ARE PIPELINES RUNNING OUT OF GAS?

          In an interesting article written by Phil McKenna in Inside Climate News, Mr. McKenna reports that recent federal court rulings could give states more authority to oppose natural gas pipeline projects.  As Trump tries to clear the way for more fossil fuel pipeline construction, a diverse coalition of environmental advocates and landowners are gaining traction in their efforts to fight new pipeline projects by focusing on property rights.

          The article argues that a pipeline’s use for eminent domain is inappropriate.  As we know, eminent domain is an inherent power of the sovereign.  But, while eminent domain is usually limited to government entities, once a pipeline project is approved by FERC, the power of eminent domain is extended to the company proposing the project under the rules laid out by congress in the Natural Gas Act.

          When a federal appeals court in Washington, DC looked at the Nexus Gas Transmission pipeline, which would ship natural gas from Ohio to Michigan on its way to Ontario, it raised the issue of whether the project constituted a public benefit.  The court did not order the already completed pipeline shut down, but it did ask FERC, which approved the project, to explain how the project constitutes a public benefit.

          It is no secret that the Trump Administration has been working to fast-track fossil fuel projects by rolling back or seeking to curtail federal environmental regulations including the National Environmental Policy Act, Endangered Species Act rules and the Clean Water Act.

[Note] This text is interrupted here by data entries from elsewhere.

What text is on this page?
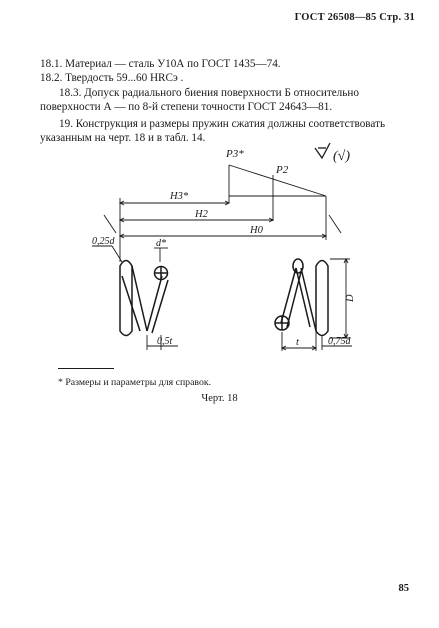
ГОСТ 26508—85 Стр. 31
18.1. Материал — сталь У10А по ГОСТ 1435—74.
18.2. Твердость 59...60 HRCэ .
18.3. Допуск радиального биения поверхности Б относительно поверхности А — по 8-й степени точности ГОСТ 24643—81.
19. Конструкция и размеры пружин сжатия должны соответствовать указанным на черт. 18 и в табл. 14.
P3*
P2
(√)
H3*
H2
H0
0,25d	d*
D
0,5t	t	0,75d
* Размеры и параметры для справок.
Черт. 18
85
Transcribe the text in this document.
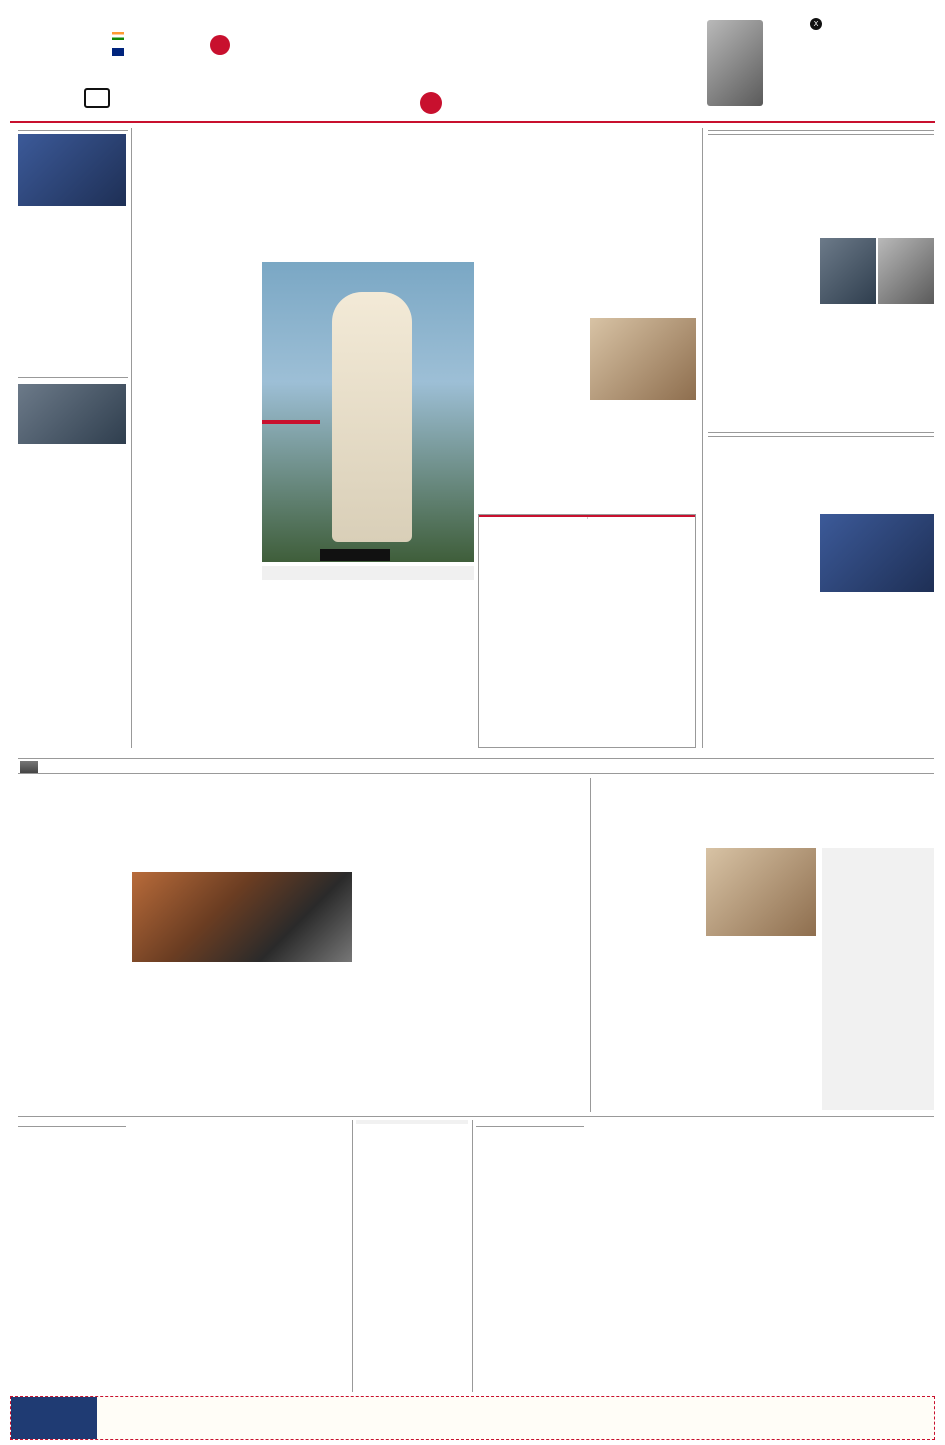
X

          The recent rulings do not apply to oil pipelines, which are regulated by state rather than federal agencies; however, opponents of crude oil pipelines are also fighting eminent domain.  In recent weeks, TC Energy, the Canadian company formerly known as TransCanada that is behind the Keystone XL pipeline, has filed lawsuits against dozens of landowners in Nebraska who have refused to sell their land to the company.

          The proposed route for the PennEast pipeline would cross two parcels of state-owned land in New Jersey.  When the state refused to grant easements for the pipeline, PennEast sued to try to take the land under the power of eminent domain.

          In its lawsuit, PennEast argued that allowing New Jersey to deny the sale of state land “would leave states with unchecked veto power over interstate natural gas pipeline projects.”

          A federal appeals court sided with the state, ruling on September 10 that PennEast cannot force the sale of state-owned land on the grounds that private parties cannot sue states in federal court.  The judges wrote that their determination applies not only to two parcels of land that the state owns outright, but also to 40 additional parcels of land where the landowner has an “easement” agreement with the state to preserve the land for recreational, conservation or agricultural use.

          The PennEast ruling could provide a powerful new tool for New York State in its opposition to the Constitution pipeline.